Bulls kicked the legs out of this week's bear run on stocks, and the "dip buyers" could keep coming in even though the selloff may not be over.
Stocks posted their best one-day gain in five weeks Wednesday. The Dow rallied 154 points Wednesday, after posting its worst two days of triple-digit losses since June Monday and Tuesday. The rallied 15 points to 1,998, and the Nasdaq gained a full percent to 4,555 in its best performance since mid-July.
"The selloff earlier this week seemed a little out of place. We had a big run last week. We were pulling back and giving that back. There was a little negative Fed rhetoric," said Andrew Burkly, institutional portfolio strategist at Oppenheimer Asset Management.
There are more than a half dozen Fed speakers out this week, but there was also Fed "rhetoric" that helped stocks, including comments from Chicago Fed President Charles Evans Wednesday, who said if the dollar continues stronger, lower inflation could mean more Fed accommodation.
Talk of further easing by the European Central Bank spurred early buying, and there was also a lift from a sharp jump in new home sales, even though existing home sales were weak earlier this week.
Thursday's data includes weekly jobless claims and durable goods, both at 8:30 a.m. EDT. Atlanta Fed President Dennis Lockhart speaks at 1:30 p.m. on the economic outlook and monetary policy.
Treasurys sold off Wednesday, as stocks rallied and the dollar moved higher. The government's $35 billion five-year note auction saw weaker than usual demand, even though the two-year auction went well Tuesday. Traders are now eyeing the $29 billion seven-year note auction Thursday.
The dollar index rose above 85 for the first time in more than four years Wednesday. Energy prices were an early weight on stocks, with Brent at a more than two-year low and WTI crude also weaker, but a turn higher in oil prices helped take the energy sector into the green later in the session.
"Bonds are getting smacked again, so you have an asset allocation trade and a lot of it's been going on since that last move through 1,985 (on the S&P 500)," said one trader. Another pointed to the rebound in health-care stocks, up 1.7 percent, after they declined earlier in the week amid fears that Treasury was cracking down on mergers that enable U.S. companies to benefit from moving their headquarters to foreign addresses where they pay less taxes.

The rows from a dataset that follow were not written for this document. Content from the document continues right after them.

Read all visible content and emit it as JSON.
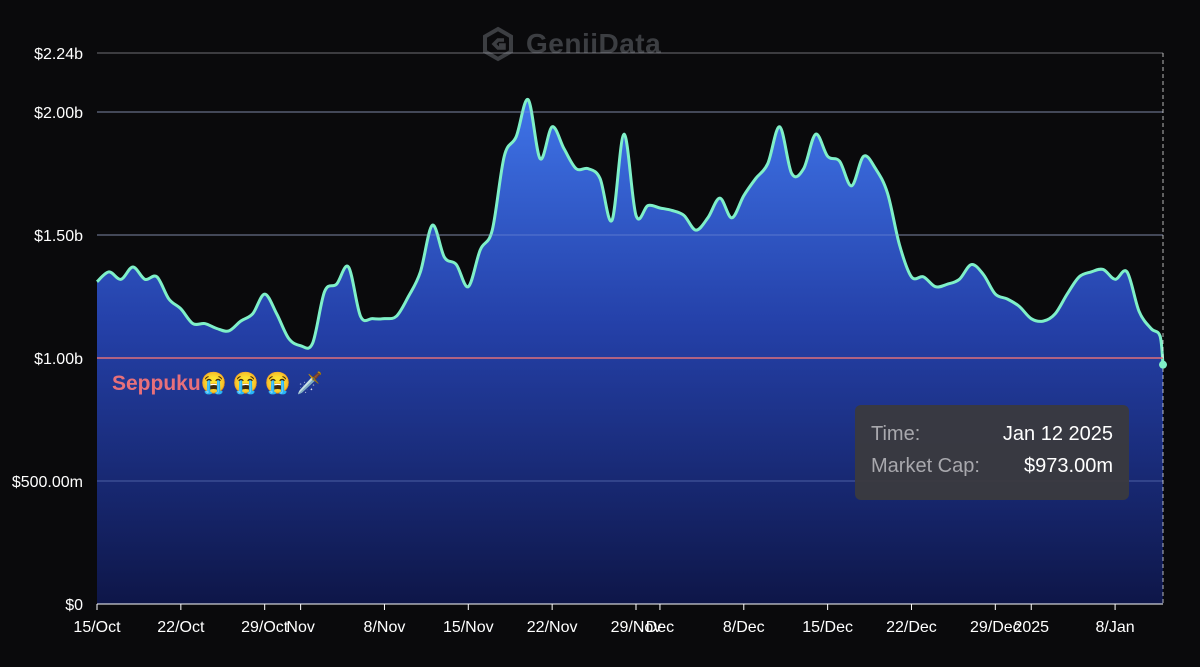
{
  "watermark": {
    "text": "GeniiData",
    "icon": "geniidata-logo-icon"
  },
  "annotation": {
    "text": "Seppuku😭 😭 😭 🗡️"
  },
  "tooltip": {
    "time_label": "Time:",
    "time_value": "Jan 12 2025",
    "mcap_label": "Market Cap:",
    "mcap_value": "$973.00m"
  },
  "colors": {
    "line": "#7ff0c8",
    "area_top": "#3f6fe0",
    "area_bottom": "#0d1540",
    "reference_line": "#e0707a",
    "background": "#0a0a0c"
  },
  "chart_data": {
    "type": "area",
    "title": "",
    "xlabel": "",
    "ylabel": "Market Cap",
    "ylim": [
      0,
      2240000000
    ],
    "yticks": [
      {
        "value": 0,
        "label": "$0"
      },
      {
        "value": 500000000,
        "label": "$500.00m"
      },
      {
        "value": 1000000000,
        "label": "$1.00b"
      },
      {
        "value": 1500000000,
        "label": "$1.50b"
      },
      {
        "value": 2000000000,
        "label": "$2.00b"
      },
      {
        "value": 2240000000,
        "label": "$2.24b"
      }
    ],
    "xrange": [
      "2024-10-15",
      "2025-01-12"
    ],
    "xticks": [
      {
        "date": "2024-10-15",
        "label": "15/Oct"
      },
      {
        "date": "2024-10-22",
        "label": "22/Oct"
      },
      {
        "date": "2024-10-29",
        "label": "29/Oct"
      },
      {
        "date": "2024-11-01",
        "label": "Nov"
      },
      {
        "date": "2024-11-08",
        "label": "8/Nov"
      },
      {
        "date": "2024-11-15",
        "label": "15/Nov"
      },
      {
        "date": "2024-11-22",
        "label": "22/Nov"
      },
      {
        "date": "2024-11-29",
        "label": "29/Nov"
      },
      {
        "date": "2024-12-01",
        "label": "Dec"
      },
      {
        "date": "2024-12-08",
        "label": "8/Dec"
      },
      {
        "date": "2024-12-15",
        "label": "15/Dec"
      },
      {
        "date": "2024-12-22",
        "label": "22/Dec"
      },
      {
        "date": "2024-12-29",
        "label": "29/Dec"
      },
      {
        "date": "2025-01-01",
        "label": "2025"
      },
      {
        "date": "2025-01-08",
        "label": "8/Jan"
      }
    ],
    "grid": true,
    "reference_line": {
      "value": 1000000000
    },
    "series": [
      {
        "points": [
          [
            "2024-10-15",
            1310000000.0
          ],
          [
            "2024-10-16",
            1350000000.0
          ],
          [
            "2024-10-17",
            1320000000.0
          ],
          [
            "2024-10-18",
            1370000000.0
          ],
          [
            "2024-10-19",
            1320000000.0
          ],
          [
            "2024-10-20",
            1330000000.0
          ],
          [
            "2024-10-21",
            1240000000.0
          ],
          [
            "2024-10-22",
            1200000000.0
          ],
          [
            "2024-10-23",
            1140000000.0
          ],
          [
            "2024-10-24",
            1140000000.0
          ],
          [
            "2024-10-25",
            1120000000.0
          ],
          [
            "2024-10-26",
            1110000000.0
          ],
          [
            "2024-10-27",
            1150000000.0
          ],
          [
            "2024-10-28",
            1180000000.0
          ],
          [
            "2024-10-29",
            1260000000.0
          ],
          [
            "2024-10-30",
            1180000000.0
          ],
          [
            "2024-10-31",
            1080000000.0
          ],
          [
            "2024-11-01",
            1050000000.0
          ],
          [
            "2024-11-02",
            1060000000.0
          ],
          [
            "2024-11-03",
            1270000000.0
          ],
          [
            "2024-11-04",
            1300000000.0
          ],
          [
            "2024-11-05",
            1370000000.0
          ],
          [
            "2024-11-06",
            1170000000.0
          ],
          [
            "2024-11-07",
            1160000000.0
          ],
          [
            "2024-11-08",
            1160000000.0
          ],
          [
            "2024-11-09",
            1170000000.0
          ],
          [
            "2024-11-10",
            1250000000.0
          ],
          [
            "2024-11-11",
            1350000000.0
          ],
          [
            "2024-11-12",
            1540000000.0
          ],
          [
            "2024-11-13",
            1410000000.0
          ],
          [
            "2024-11-14",
            1380000000.0
          ],
          [
            "2024-11-15",
            1290000000.0
          ],
          [
            "2024-11-16",
            1440000000.0
          ],
          [
            "2024-11-17",
            1520000000.0
          ],
          [
            "2024-11-18",
            1820000000.0
          ],
          [
            "2024-11-19",
            1900000000.0
          ],
          [
            "2024-11-20",
            2050000000.0
          ],
          [
            "2024-11-21",
            1810000000.0
          ],
          [
            "2024-11-22",
            1940000000.0
          ],
          [
            "2024-11-23",
            1850000000.0
          ],
          [
            "2024-11-24",
            1770000000.0
          ],
          [
            "2024-11-25",
            1770000000.0
          ],
          [
            "2024-11-26",
            1730000000.0
          ],
          [
            "2024-11-27",
            1560000000.0
          ],
          [
            "2024-11-28",
            1910000000.0
          ],
          [
            "2024-11-29",
            1580000000.0
          ],
          [
            "2024-11-30",
            1620000000.0
          ],
          [
            "2024-12-01",
            1610000000.0
          ],
          [
            "2024-12-02",
            1600000000.0
          ],
          [
            "2024-12-03",
            1580000000.0
          ],
          [
            "2024-12-04",
            1520000000.0
          ],
          [
            "2024-12-05",
            1570000000.0
          ],
          [
            "2024-12-06",
            1650000000.0
          ],
          [
            "2024-12-07",
            1570000000.0
          ],
          [
            "2024-12-08",
            1660000000.0
          ],
          [
            "2024-12-09",
            1730000000.0
          ],
          [
            "2024-12-10",
            1790000000.0
          ],
          [
            "2024-12-11",
            1940000000.0
          ],
          [
            "2024-12-12",
            1750000000.0
          ],
          [
            "2024-12-13",
            1770000000.0
          ],
          [
            "2024-12-14",
            1910000000.0
          ],
          [
            "2024-12-15",
            1820000000.0
          ],
          [
            "2024-12-16",
            1800000000.0
          ],
          [
            "2024-12-17",
            1700000000.0
          ],
          [
            "2024-12-18",
            1820000000.0
          ],
          [
            "2024-12-19",
            1770000000.0
          ],
          [
            "2024-12-20",
            1670000000.0
          ],
          [
            "2024-12-21",
            1460000000.0
          ],
          [
            "2024-12-22",
            1330000000.0
          ],
          [
            "2024-12-23",
            1330000000.0
          ],
          [
            "2024-12-24",
            1290000000.0
          ],
          [
            "2024-12-25",
            1300000000.0
          ],
          [
            "2024-12-26",
            1320000000.0
          ],
          [
            "2024-12-27",
            1380000000.0
          ],
          [
            "2024-12-28",
            1340000000.0
          ],
          [
            "2024-12-29",
            1260000000.0
          ],
          [
            "2024-12-30",
            1240000000.0
          ],
          [
            "2024-12-31",
            1210000000.0
          ],
          [
            "2025-01-01",
            1160000000.0
          ],
          [
            "2025-01-02",
            1150000000.0
          ],
          [
            "2025-01-03",
            1180000000.0
          ],
          [
            "2025-01-04",
            1260000000.0
          ],
          [
            "2025-01-05",
            1330000000.0
          ],
          [
            "2025-01-06",
            1350000000.0
          ],
          [
            "2025-01-07",
            1360000000.0
          ],
          [
            "2025-01-08",
            1320000000.0
          ],
          [
            "2025-01-09",
            1350000000.0
          ],
          [
            "2025-01-10",
            1190000000.0
          ],
          [
            "2025-01-11",
            1120000000.0
          ],
          [
            "2025-01-11T18:00",
            1090000000.0
          ],
          [
            "2025-01-12",
            973000000.0
          ]
        ]
      }
    ]
  }
}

Traders also cited short-overing for firing up the rally. "At the end of the day, it's just continued momentum. It's once every two weeks, we lose a percent or two in the market place and people get scared. The VIX moves 10 percent to 15 percent in a day and they get scared…Today, they're not scared," said one trader.

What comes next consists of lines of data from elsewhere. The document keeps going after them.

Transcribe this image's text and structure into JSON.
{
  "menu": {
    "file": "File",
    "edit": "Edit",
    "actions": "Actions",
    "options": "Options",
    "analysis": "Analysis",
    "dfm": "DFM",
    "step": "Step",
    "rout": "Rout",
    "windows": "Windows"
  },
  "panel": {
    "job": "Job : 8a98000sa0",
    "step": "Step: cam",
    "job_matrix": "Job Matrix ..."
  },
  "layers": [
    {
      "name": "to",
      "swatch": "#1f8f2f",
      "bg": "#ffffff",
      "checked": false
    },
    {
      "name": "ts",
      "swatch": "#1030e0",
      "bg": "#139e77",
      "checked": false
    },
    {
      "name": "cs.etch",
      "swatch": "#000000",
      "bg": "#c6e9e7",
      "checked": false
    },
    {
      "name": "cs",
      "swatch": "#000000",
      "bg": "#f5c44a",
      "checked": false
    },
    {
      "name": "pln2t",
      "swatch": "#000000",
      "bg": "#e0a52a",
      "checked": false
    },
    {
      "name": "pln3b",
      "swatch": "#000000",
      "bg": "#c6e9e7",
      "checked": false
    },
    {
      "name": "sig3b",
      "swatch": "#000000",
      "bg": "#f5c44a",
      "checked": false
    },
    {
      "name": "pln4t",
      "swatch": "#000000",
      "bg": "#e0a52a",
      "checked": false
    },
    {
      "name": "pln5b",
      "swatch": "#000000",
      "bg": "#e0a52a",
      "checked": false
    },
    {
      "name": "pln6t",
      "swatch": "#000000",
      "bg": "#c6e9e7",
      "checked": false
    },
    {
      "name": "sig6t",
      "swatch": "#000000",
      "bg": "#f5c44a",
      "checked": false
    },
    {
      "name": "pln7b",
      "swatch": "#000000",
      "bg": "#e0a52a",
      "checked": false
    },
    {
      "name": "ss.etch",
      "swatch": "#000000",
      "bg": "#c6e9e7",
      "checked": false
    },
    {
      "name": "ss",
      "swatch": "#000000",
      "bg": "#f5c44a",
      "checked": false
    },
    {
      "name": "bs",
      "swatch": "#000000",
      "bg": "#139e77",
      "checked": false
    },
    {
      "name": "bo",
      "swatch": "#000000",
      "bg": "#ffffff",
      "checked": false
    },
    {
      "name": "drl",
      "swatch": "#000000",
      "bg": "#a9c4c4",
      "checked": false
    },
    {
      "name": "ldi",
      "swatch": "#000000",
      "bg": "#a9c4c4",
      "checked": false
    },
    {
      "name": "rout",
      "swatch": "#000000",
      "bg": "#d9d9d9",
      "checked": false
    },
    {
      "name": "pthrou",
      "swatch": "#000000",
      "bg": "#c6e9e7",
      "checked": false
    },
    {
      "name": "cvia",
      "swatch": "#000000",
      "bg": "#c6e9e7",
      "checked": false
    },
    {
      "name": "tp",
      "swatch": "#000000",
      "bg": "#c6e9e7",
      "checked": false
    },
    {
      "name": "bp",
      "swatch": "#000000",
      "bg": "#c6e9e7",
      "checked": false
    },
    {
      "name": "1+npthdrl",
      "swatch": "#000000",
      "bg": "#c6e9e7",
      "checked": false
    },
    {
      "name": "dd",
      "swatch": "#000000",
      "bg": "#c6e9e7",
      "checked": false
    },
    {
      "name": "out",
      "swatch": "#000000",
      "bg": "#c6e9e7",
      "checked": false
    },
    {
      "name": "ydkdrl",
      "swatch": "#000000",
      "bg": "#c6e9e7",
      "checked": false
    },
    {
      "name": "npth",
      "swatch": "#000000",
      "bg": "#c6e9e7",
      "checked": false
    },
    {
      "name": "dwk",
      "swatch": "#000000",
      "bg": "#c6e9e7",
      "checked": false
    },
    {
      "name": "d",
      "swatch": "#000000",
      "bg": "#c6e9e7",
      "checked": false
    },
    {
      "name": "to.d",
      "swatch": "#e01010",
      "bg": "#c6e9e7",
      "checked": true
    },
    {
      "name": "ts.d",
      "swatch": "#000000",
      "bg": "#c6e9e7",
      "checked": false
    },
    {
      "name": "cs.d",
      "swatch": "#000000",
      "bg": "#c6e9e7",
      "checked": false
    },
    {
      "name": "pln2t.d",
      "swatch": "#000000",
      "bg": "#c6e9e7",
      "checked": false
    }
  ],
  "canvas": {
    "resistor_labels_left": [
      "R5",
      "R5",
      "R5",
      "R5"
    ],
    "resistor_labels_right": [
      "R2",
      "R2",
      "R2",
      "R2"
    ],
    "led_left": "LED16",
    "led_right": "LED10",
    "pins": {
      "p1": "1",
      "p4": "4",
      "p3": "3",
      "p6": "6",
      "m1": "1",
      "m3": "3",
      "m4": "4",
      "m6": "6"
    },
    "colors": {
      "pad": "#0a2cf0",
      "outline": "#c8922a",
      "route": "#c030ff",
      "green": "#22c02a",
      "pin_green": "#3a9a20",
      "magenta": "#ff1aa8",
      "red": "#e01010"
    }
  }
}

MacNeil Curry, global head of technical strategy at Bank of America Merrill Lynch, said the S&P's 50- day moving average was an important pivot point—at 1,976. The S&P touched 1,978 and reversed course, all the way to a high of 1,999 intraday.
Curry said that level could come into play again as a testing point for the market. "I thought we'd get down to the 50-day moving average. If we broke there, we'd see a push to (S&P) 1,940. It did get down to the 50-day, but I don't think it's been busted yet," he said.

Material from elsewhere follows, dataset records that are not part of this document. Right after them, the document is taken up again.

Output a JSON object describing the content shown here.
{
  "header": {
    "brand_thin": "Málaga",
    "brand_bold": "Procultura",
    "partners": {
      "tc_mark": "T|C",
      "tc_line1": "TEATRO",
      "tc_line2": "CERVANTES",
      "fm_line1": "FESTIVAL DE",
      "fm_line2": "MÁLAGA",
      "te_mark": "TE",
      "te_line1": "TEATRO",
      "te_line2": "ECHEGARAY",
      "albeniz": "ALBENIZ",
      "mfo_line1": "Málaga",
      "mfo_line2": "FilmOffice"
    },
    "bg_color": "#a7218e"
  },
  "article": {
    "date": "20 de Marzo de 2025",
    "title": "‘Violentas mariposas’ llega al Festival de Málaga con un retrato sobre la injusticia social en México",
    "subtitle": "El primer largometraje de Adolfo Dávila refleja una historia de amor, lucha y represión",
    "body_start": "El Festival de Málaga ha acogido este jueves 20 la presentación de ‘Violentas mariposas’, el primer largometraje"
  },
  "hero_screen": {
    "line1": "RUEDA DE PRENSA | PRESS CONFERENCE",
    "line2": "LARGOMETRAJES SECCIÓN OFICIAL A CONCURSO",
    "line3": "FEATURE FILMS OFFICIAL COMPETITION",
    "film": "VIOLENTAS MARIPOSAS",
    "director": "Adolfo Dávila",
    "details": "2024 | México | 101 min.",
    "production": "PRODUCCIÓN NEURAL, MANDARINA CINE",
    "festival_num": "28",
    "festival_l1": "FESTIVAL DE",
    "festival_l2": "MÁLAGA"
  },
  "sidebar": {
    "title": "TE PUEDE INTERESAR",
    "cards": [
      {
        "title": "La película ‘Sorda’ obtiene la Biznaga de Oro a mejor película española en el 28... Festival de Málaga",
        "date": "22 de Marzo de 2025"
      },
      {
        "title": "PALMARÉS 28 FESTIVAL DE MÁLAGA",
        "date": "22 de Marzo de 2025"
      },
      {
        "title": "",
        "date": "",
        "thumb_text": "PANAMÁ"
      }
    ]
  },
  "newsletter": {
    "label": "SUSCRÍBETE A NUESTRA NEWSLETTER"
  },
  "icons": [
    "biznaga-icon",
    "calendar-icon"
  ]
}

Curry said the selloff in the first two days of the week did not have the look of a bottom because of the slope of the equity volatility curve. "I'm inclined to say this is more of a temporary bounce and risks are more to the downside," he said.
Curry said there are still negative seasonal factors that could affect the market. "We haven't seen conditions that are consistent with the end of a correction… Selling pressure did not even reach n the shorter term capitulation levels."
But Burkly expects any selloff to be short-lived, and he sees stocks doing better into the end of the year.
"Overall, I'm pretty optimistic for year-end and fourth quarter. I think as we get into earnings, things look pretty good. It seems to me earlier this week everyone was calling for a 10 percent correction, once we were down 1 percent, and once they did that we started turning on a dime," he said.
Burkly said he believes health care was oversold and that led the bounce back. But he also said the market's gains are still being met with a lot of skepticism, and that's evident in the fund flows data.
ICI Wednesday reported that for the five weeks ended Sept. 17, taxable bond flows saw inflows of about $8.3 billion while domestic equity funds saw outflows of about $10 billion.
"There's a good deal of skepticism out there," he said. "It continues to be the kind of market that nobody likes…they keep looking for excuses," he said.